To build a new animal and establish its body plan, proteins need to be organized into higher- level structures. In other words, once new proteins arise, something must arrange them to play their parts in distinctive cell types. These distinctive cell types must, in turn, be organized to form distinctive tissues, organs, and body plans. This process of organization occurs during embryological development. Thus, to explain how animals are actually built from smaller protein components, scientists must understand the process of embryological development
THE ROLE OF GENES AND PROTEINS IN ANIMAL DEVELOPMENT
As much as any other subdiscipline of biology, developmental biology has raised disquieting questions for neo-Darwinism. Developmental biology describes the processes, called ontogeny, by which embryos develop into mature organisms. Within the past three decades the field has dramatically advanced our understanding of how body plans arise during ontogeny. Much of this new knowledge has come from studying so-called model systems—organisms that biologists can easily mutate in the lab, such as the fruit fly Drosophila and the nematode Caenorhabditis elegans. Although the exact details of animal development can vary in bewildering ways depending on the species, all animal development exemplifies a common imperative: start with one cell, end with many different cells. In most animal species, development begins with the fertilized egg. Once the egg divides into its daughter cells, becoming an embryo, the organism begins heading toward a well- defined target, namely, an adult form that can reproduce. Arriving at that distant target requires the embryo to produce many specialized cell types, in the correct positions and at the right time. Cell differentiation involves coordinating the expression of specific genes in space and time, as the number of cells, taking on their different roles, rises from one to two to four to eight, doubling and doubling until it reaches thousands, millions, and even trillions, depending on the species. The number of cell divisions and the total number of cells reflects the number of different cell types the adult needs. This in turn requires producing different proteins for different cell types. For example, the specialized digestive proteins that service the cells lining the adult intestine differ from proteins expressed in a neuron found in the nerve tract of a limb. They must differ because each performs dramatically different functions. So, during development, the appropriate genes must be turned on, or "up-regulated," and turned off, or "down-regulated," to ensure the production of the correct protein products at the right time and in the right cell types.

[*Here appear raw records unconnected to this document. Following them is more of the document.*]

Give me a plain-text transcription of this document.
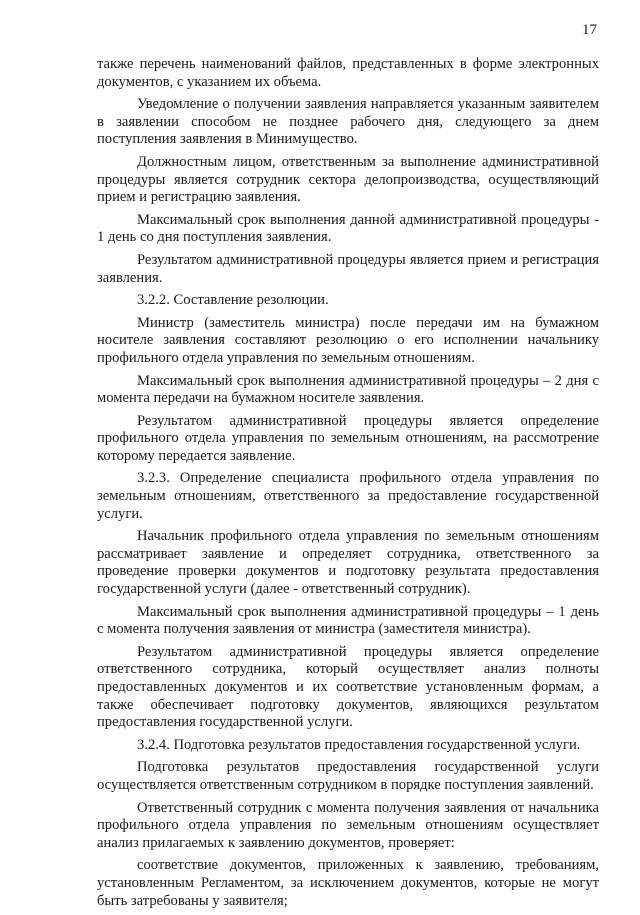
17

также перечень наименований файлов, представленных в форме электронных документов, с указанием их объема.

Уведомление о получении заявления направляется указанным заявителем в заявлении способом не позднее рабочего дня, следующего за днем поступления заявления в Минимущество.

Должностным лицом, ответственным за выполнение административной процедуры является сотрудник сектора делопроизводства, осуществляющий прием и регистрацию заявления.

Максимальный срок выполнения данной административной процедуры - 1 день со дня поступления заявления.

Результатом административной процедуры является прием и регистрация заявления.

3.2.2. Составление резолюции.

Министр (заместитель министра) после передачи им на бумажном носителе заявления составляют резолюцию о его исполнении начальнику профильного отдела управления по земельным отношениям.

Максимальный срок выполнения административной процедуры – 2 дня с момента передачи на бумажном носителе заявления.

Результатом административной процедуры является определение профильного отдела управления по земельным отношениям, на рассмотрение которому передается заявление.

3.2.3. Определение специалиста профильного отдела управления по земельным отношениям, ответственного за предоставление государственной услуги.

Начальник профильного отдела управления по земельным отношениям рассматривает заявление и определяет сотрудника, ответственного за проведение проверки документов и подготовку результата предоставления государственной услуги (далее - ответственный сотрудник).

Максимальный срок выполнения административной процедуры – 1 день с момента получения заявления от министра (заместителя министра).

Результатом административной процедуры является определение ответственного сотрудника, который осуществляет анализ полноты предоставленных документов и их соответствие установленным формам, а также обеспечивает подготовку документов, являющихся результатом предоставления государственной услуги.

3.2.4. Подготовка результатов предоставления государственной услуги.

Подготовка результатов предоставления государственной услуги осуществляется ответственным сотрудником в порядке поступления заявлений.

Ответственный сотрудник с момента получения заявления от начальника профильного отдела управления по земельным отношениям осуществляет анализ прилагаемых к заявлению документов, проверяет:

соответствие документов, приложенных к заявлению, требованиям, установленным Регламентом, за исключением документов, которые не могут быть затребованы у заявителя;
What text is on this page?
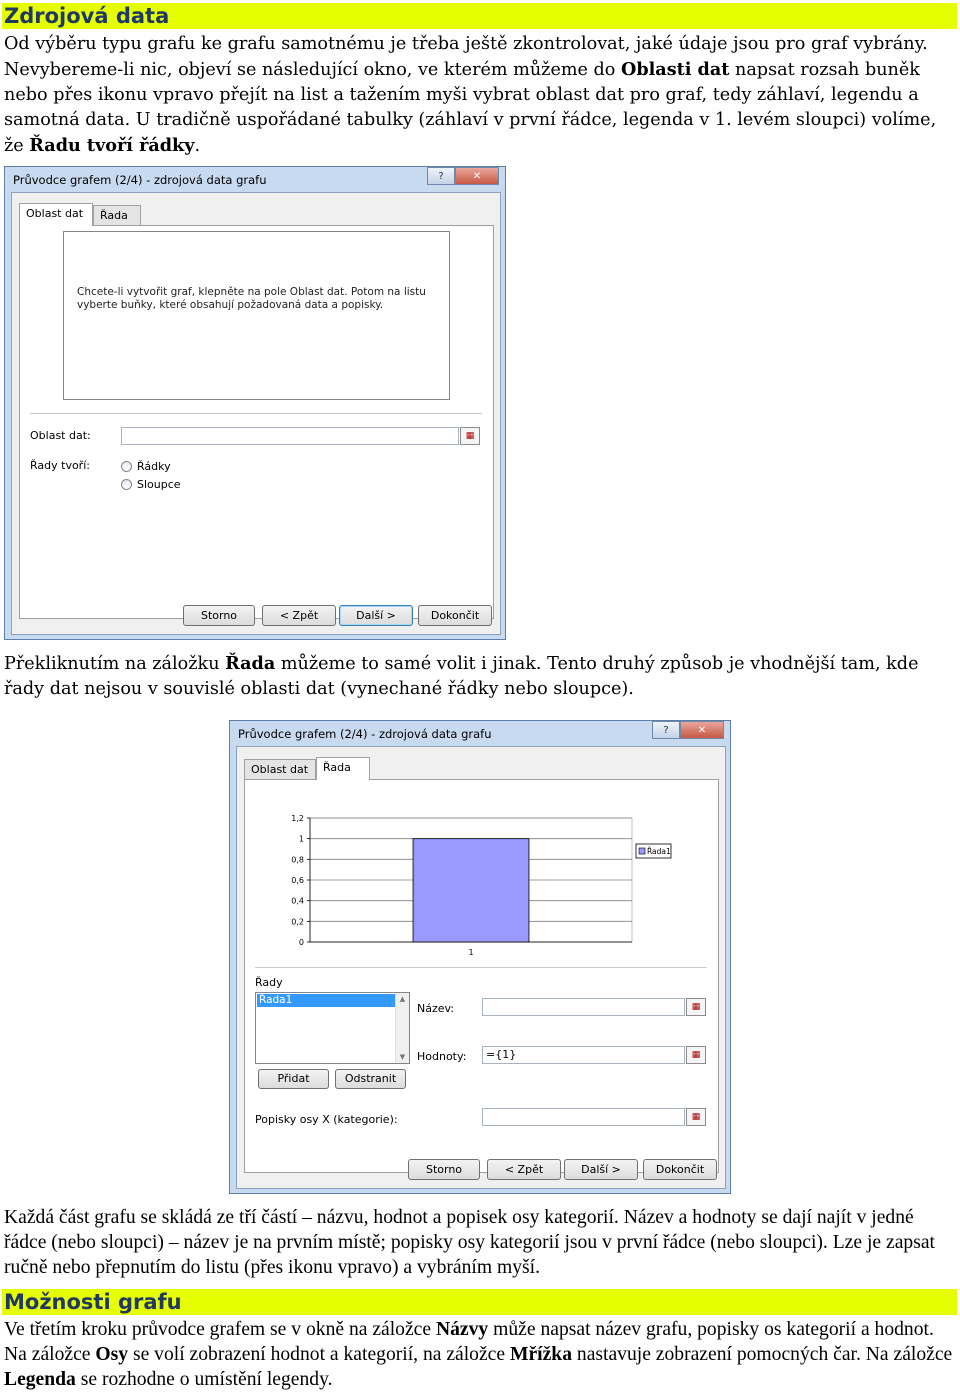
Zdrojová data
Od výběru typu grafu ke grafu samotnému je třeba ještě zkontrolovat, jaké údaje jsou pro graf vybrány. Nevybereme-li nic, objeví se následující okno, ve kterém můžeme do Oblasti dat napsat rozsah buněk nebo přes ikonu vpravo přejít na list a tažením myši vybrat oblast dat pro graf, tedy záhlaví, legendu a samotná data. U tradičně uspořádané tabulky (záhlaví v první řádce, legenda v 1. levém sloupci) volíme, že Řadu tvoří řádky.
Průvodce grafem (2/4) - zdrojová data grafu	?	✕
Oblast dat	Řada
Chcete-li vytvořit graf, klepněte na pole Oblast dat. Potom na listu vyberte buňky, které obsahují požadovaná data a popisky.
Oblast dat:	▦
Řady tvoří:	Řádky
Sloupce
Storno	< Zpět	Další >	Dokončit
Překliknutím na záložku Řada můžeme to samé volit i jinak. Tento druhý způsob je vhodnější tam, kde řady dat nejsou v souvislé oblasti dat (vynechané řádky nebo sloupce).
Průvodce grafem (2/4) - zdrojová data grafu	?	✕
Oblast dat	Řada
0
0,2
0,4
0,6
0,8
1
1,2
1
Řada1
Řady
Řada1	▲
▼
Přidat	Odstranit
Název:	▦
Hodnoty:	={1}	▦
Popisky osy X (kategorie):	▦
Storno	< Zpět	Další >	Dokončit
Každá část grafu se skládá ze tří částí – názvu, hodnot a popisek osy kategorií. Název a hodnoty se dají najít v jedné řádce (nebo sloupci) – název je na prvním místě; popisky osy kategorií jsou v první řádce (nebo sloupci). Lze je zapsat ručně nebo přepnutím do listu (přes ikonu vpravo) a vybráním myší.
Možnosti grafu
Ve třetím kroku průvodce grafem se v okně na záložce Názvy může napsat název grafu, popisky os kategorií a hodnot. Na záložce Osy se volí zobrazení hodnot a kategorií, na záložce Mřížka nastavuje zobrazení pomocných čar. Na záložce Legenda se rozhodne o umístění legendy.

Specific proteins play active roles in regulating the expression of genes for building other proteins. The protein actors playing these coordinating roles are known as transcriptional regulators (TRs) or transcription factors (TFs). TRs (or TFs) usually bind directly to specific sites in DNA, either preventing (repressing) or enabling (activating) the transcription of specific genes into RNA. TRs or TFs convey instructions about which genes to turn on or turn off. Their three-dimensional geometries exhibit characteristic DNA-binding features, including a specific domain of 61 amino acids that wraps around the DNA double helix. Other transcription factors include the zinc finger and leucine zipper motifs that also bind to DNA. Transcriptional regulators and factors are themselves controlled by complex circuits and signals transmitted by other genes and proteins, the overall complexity and precision of which is breathtaking.
Painstaking genetic research—performed by Nüsslein-Volhard and Wieschaus and many other developmental biologists—has uncovered many of the key embryonic regulatory genes that help switch cells into their differentiated adult types. This research also uncovered a profound difficulty cutting to the very core of the neo-Darwinian view of life.